Par un arrêt du 18 octobre 2013, la Cour de cassation a confirmé qu’une association des copropriétaires a qualité et intérêt pour agir contre un constructeur ou un promoteur, afin d’assurer la conservation et l’administration d’un immeuble ou d’un groupe d’immeubles.

La question était légitime dès lors que, rappelons-le, l’association des copropriétaires n’est pas propriétaire de l’immeuble ou de ses parties communes et n’a, par ailleurs, pas de relation contractuelle avec le constructeur ou le promoteur. Or, l’introduction d’une action en justice suppose « intérêt » et « qualité » à agir au moment de l’introduction de l’action, suivant les articles 17 et 18 du Code judiciaire. 

Il existait donc un débat entre deux courants jurisprudentiels et doctrinaux en sens contraire.

En effet, avant la réforme introduite par la loi du 2 juin 2010 visant à moderniser le fonctionnement des copropriétés, le Code civil se limitait à déclarer, de manière laconique, que l’objet de l’association des copropriétaires consiste « exclusivement » dans la conservation et l'administration de l'immeuble ou du groupe d'immeubles bâtis (article 577-5, § 3, du Code civil). Dès lors, bien que l’association soit dotée de la personnalité juridique et ait qualité pour agir en justice, en vertu de l’article 577-9 du Code civil, certains en déduisaient que cet objet « limité » ne pouvait permettre de recevoir l’action de l’association des copropriétaires en réparation des parties communes.

Dans l’espèce analysée, l’action de l’association des copropriétaires tendait à obtenir une indemnité couvrant tout ou partie du montant des travaux de réparation relatifs à certaines parties communes de l’immeuble. Le Cour d’appel a considéré que « bien que l’association des copropriétaires ne soit pas propriétaire des parties communes, elle en assume néanmoins la gestion, et que leur bon état relève des finalités propres pour lesquelles l’association des copropriétaires a reçu la personnalité juridique », recevant ainsi l’action de l’association. 

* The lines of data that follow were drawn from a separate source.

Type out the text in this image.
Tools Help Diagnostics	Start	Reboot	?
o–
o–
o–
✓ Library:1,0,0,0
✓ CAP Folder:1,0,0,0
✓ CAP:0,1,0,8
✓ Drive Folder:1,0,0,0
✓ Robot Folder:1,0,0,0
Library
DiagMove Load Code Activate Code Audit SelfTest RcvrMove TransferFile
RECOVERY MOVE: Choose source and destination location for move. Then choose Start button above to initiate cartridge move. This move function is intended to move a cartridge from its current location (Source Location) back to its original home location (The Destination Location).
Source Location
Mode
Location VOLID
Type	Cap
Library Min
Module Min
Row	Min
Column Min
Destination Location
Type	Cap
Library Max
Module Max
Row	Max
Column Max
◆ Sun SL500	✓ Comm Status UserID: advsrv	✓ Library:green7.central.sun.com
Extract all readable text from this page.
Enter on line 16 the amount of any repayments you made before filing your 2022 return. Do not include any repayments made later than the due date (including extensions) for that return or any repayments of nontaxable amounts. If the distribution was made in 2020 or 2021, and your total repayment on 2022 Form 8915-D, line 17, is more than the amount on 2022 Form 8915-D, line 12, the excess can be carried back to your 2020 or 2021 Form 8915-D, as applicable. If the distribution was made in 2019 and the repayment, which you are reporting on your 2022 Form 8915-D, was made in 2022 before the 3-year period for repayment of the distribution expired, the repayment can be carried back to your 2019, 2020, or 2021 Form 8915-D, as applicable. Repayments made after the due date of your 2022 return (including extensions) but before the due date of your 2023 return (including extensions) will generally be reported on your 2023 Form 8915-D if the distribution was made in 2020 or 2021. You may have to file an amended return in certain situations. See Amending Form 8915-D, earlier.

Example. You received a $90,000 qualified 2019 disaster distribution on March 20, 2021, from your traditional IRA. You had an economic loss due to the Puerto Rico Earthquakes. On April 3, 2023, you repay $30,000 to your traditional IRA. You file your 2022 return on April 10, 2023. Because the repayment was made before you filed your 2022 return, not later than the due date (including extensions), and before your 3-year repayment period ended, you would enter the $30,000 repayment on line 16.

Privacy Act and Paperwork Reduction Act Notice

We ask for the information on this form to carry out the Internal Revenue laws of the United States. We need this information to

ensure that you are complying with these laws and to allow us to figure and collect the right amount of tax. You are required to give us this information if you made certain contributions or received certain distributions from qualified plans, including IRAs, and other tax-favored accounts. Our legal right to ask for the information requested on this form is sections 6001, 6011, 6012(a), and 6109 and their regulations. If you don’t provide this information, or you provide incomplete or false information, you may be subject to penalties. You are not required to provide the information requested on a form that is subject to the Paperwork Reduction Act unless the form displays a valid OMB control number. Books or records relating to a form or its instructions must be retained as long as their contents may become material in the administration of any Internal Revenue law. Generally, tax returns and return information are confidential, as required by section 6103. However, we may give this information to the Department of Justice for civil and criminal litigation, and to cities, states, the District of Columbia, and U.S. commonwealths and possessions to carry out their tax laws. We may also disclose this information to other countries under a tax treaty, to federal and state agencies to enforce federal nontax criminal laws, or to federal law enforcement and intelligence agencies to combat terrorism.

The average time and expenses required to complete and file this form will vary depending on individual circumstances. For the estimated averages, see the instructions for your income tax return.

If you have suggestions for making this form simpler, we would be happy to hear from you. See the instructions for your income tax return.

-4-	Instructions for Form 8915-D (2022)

La Cour de cassation a confirmé la décision des juges d’appel et considéré que l’action de l’association des copropriétaires était recevable au regard des objectifs poursuivis par le législateur de 1994. Citant la Cour d’appel, la Cour de cassation déclare en outre que « les intentions du législateur ont été récemment précisées par l’ajout, à l’article 577-9, §1er, du Code civil, d’un alinéa qui indique que l’association des copropriétaires est en droit d’agir en justice en vue de la sauvegarde de tous les droits relatifs à l’exercice, à la reconnaissance ou à la négation de droits réels ou personnels sur les parties communes et qu’elle est réputée avoir qualité et intérêt pour la défense de ces droits ». 

Il est vrai que le travail interprétatif de la Cour de cassation et de la Cour d’appel a été grandement facilité par l’analyse des nouvelles règles applicables aux copropriétés depuis la réforme de 2010, même si l’affaire en cause restait soumise au régime en vigueur sous l’empire des anciennes dispositions.

En conclusion, la Cour de cassation a rejeté le moyen invoqué par les promoteurs et confirmé l’arrêt de la Cour d’appel du 15 septembre 2011 : il en découle que l’association des copropriétaires peut ester en justice en vue d’assurer la conservation et l’administration de l’immeuble ou du groupe d’immeubles. Comme l’indiquent les travaux préparatoires de la loi, la bonne administration de l’immeuble peut impliquer des actes de disposition. 

La question est donc définitivement tranchée : une association des copropriétaires est bien recevable à agir en responsabilité contre les constructeurs et promoteurs en raison de l’état des parties communes.